The Church says Paul is like a body, in fact it is a body. A body made up of people who each have a necessary contribution to make for the whole of the body to be able to function properly. Together all these different people with their different gifts, talents, strengths and weaknesses are called to be Christ in the world. It is through this community, in this community of different and unique people that Christ takes shape, takes on a tangible form after his death and resurrection. It is here the Holy Spirit materialises in different ways, through different gifts, services and activities in human beings, serving the world, of people serving each other in imitation of Christ.

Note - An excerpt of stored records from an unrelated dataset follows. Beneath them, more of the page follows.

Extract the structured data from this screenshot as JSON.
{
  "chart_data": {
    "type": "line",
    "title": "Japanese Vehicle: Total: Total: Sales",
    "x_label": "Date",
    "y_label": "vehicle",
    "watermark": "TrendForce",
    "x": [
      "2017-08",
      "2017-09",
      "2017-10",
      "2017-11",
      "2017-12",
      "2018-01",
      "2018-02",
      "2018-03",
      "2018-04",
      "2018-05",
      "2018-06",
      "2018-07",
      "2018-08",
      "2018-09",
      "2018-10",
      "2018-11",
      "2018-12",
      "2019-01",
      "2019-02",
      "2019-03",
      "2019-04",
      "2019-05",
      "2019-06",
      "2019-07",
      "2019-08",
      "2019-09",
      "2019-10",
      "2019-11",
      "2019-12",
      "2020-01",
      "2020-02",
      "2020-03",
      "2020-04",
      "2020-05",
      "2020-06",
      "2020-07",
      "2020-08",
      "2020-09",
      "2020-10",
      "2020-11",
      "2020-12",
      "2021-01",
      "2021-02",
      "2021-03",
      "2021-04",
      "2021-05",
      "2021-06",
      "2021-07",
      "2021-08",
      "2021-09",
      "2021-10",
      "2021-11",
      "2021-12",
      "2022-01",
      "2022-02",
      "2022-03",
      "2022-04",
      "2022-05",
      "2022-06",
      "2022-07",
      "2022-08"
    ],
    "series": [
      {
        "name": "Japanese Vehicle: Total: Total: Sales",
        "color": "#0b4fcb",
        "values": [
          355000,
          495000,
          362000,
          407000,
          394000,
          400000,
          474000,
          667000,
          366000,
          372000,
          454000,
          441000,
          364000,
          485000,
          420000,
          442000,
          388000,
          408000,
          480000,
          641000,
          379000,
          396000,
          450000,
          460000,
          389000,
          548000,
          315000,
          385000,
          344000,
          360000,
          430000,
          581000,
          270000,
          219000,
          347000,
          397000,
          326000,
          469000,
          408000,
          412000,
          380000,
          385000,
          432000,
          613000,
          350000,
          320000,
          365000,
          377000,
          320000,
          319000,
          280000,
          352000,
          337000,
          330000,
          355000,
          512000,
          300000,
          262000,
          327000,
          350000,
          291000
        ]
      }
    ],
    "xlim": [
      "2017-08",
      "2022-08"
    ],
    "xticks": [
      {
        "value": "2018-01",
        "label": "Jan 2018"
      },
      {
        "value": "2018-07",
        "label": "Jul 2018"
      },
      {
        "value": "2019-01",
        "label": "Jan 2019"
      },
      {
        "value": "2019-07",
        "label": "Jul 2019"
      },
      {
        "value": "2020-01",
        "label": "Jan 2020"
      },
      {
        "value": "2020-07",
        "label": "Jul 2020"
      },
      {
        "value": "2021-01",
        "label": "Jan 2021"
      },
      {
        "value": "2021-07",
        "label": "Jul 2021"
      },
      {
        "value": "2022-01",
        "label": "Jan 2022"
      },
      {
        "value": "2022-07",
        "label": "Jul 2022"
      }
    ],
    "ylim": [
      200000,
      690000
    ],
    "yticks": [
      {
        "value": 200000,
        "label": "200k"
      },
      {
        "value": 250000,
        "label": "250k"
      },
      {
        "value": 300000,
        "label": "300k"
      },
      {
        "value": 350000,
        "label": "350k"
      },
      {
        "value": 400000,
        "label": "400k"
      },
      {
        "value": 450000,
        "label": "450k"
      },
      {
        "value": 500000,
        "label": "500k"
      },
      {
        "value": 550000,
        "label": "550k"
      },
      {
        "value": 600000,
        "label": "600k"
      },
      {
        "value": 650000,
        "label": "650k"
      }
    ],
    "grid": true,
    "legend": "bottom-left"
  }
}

There is a place for everybody, whatever or whoever, everybody’s gifts are somehow part of the plan, part of the whole that, by God, has been designated to make a difference in the world through service, through a life lived for others in the footsteps of Christ. And each and everyone has his or her unique role to play in that. A role that may change over time. John for instance has today given us joy with his enthusiastic and energetic way of being, his lack of inhibition. His baptism reminding us of our own baptism, or the baptism of our children, or even our grandchildren, bringing back to mind the commitments we ourselves have made over time in the Church. Later on he will hopefully become a responsible, matured individual perhaps involved in the Church or religion, or perhaps making other choices.
John will change, as we all do when we grow up and even after we’ve grown up.
Those of us who have been around a little longer will know that from experience: The life of the members of the body of Christ is in no way static, but is always moving, growing, changing. And because each of us does this growing, moving and changing the whole body of Christ, the Church is per definition a community that changes with the members that constitute it.

It is a living thing.
And that is what it is meant to be, by God.
A very special living organism that breaths with the breath of the Spirit, that is held together in unity by God himself, that finds it’s one example in Jesus Christ. Through the Church, through the people that together are the Church, God is present both in the lives of those who are part of the Church but at the same time through them and their lives and deeds in the world as a whole.
In the Church God moves in us and through us, moulding us into a living, breathing and well functioning organism through which His love and mercy will take shape in the world. Pulling us together, giving us direction, guiding our steps, feeding us, nurturing us, supporting us through his Spirit changing us into more than the sum of the components we ourselves and all of us together as a Church are made off.